Artificial intelligence will separate the next generation of sportsbook platforms from the competition, according to FIRST.Bet co-CEO Ian Bradley, who took the role in June 2026. The supplier is investing heavily in AI to speed up product development and give operators tools to build on its SportOS API, a shift that Bradley said will determine which businesses win.
AI's impact on the product lifecycle
Bradley said AI's use goes beyond the obvious applications like modelling, pricing, and risk. "AI is changing the whole product lifecycle: how quickly an idea gets to market, how we personalise the experience, and how much operators can extend the platform themselves," he said. He pointed to AI for Product Development as a serious area of investment, noting that it accelerates delivery across the board and changes what the company can build in the first place.

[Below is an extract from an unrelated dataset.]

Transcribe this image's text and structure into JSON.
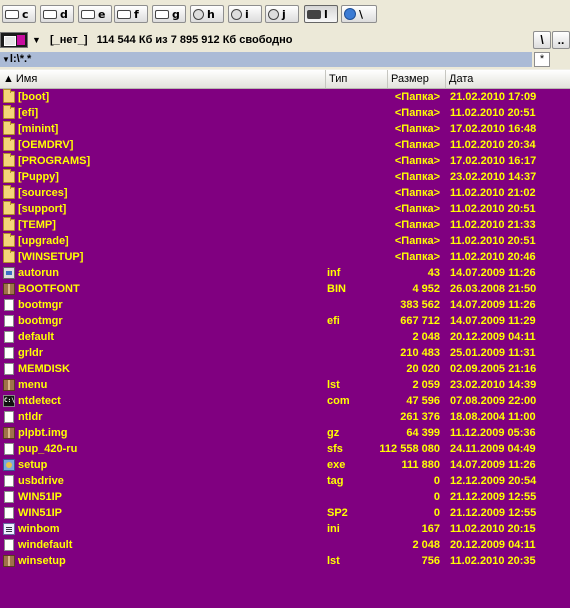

FIRST.Bet already has a dedicated AI team building tools internally and supporting partners who create their own products on top of the SportOS API. "The businesses that win will be the ones that turn that speed into a real advantage, and that is exactly where we are focused," Bradley said.
World Cup as a proving ground
The 2026 FIFA World Cup, now underway, is the biggest test of a sportsbook platform, Bradley said. With FIRST.Bet's strength across Latin America, the tournament lands in its core markets. "For a sportsbook business, the World Cup is the moment everything is judged on," he said. "It brings millions of casual bettors in alongside regular players."

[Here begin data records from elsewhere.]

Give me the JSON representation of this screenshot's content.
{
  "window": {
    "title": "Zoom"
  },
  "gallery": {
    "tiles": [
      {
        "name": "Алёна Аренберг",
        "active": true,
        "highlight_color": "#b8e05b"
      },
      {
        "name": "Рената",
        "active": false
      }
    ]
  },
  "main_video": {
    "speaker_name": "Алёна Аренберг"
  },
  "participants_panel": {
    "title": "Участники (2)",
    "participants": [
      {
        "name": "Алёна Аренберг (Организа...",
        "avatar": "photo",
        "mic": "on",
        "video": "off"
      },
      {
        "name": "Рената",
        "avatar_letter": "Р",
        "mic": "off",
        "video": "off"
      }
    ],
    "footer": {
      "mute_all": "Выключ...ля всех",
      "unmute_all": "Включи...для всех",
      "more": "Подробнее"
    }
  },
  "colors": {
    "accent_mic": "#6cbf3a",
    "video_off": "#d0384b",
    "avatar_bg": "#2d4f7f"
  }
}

Success means more than just uptime. Bradley said the goal is helping operators convert the surge in activity into long-term customer growth. "The World Cup is both a proving ground and an acquisition moment. Get it right, and operators feel the benefit for the rest of the year."
Why Bradley chose FIRST.Bet
Bradley joined the supplier after a non-compete period following his exit from DraftKings, where he spent more than six years as senior vice president and managing director of the operator's B2B segment. He said he was looking for a chance to influence an entire business rather than a single product.
"At DraftKings, I built a brilliant team, and together with people across every department, we made a real difference to the product and the margin," Bradley said. "But my remit there was the sportsbook. What I wanted next was the chance to shape a whole business across product, technology, trading, and commercial." He said the technology, team, and room to build at FIRST.Bet made the move the right one.
Why this matters for product development
For product development teams, Bradley's comments highlight a shift from AI as a trading tool to a platform-wide accelerator. The ability to shorten the cycle from idea to market and let operators extend the platform themselves changes the build-vs-buy calculus. Teams that integrate AI into their development workflow-not just for speed but to expand what's possible-can turn a major event like the World Cup into a lasting growth engine.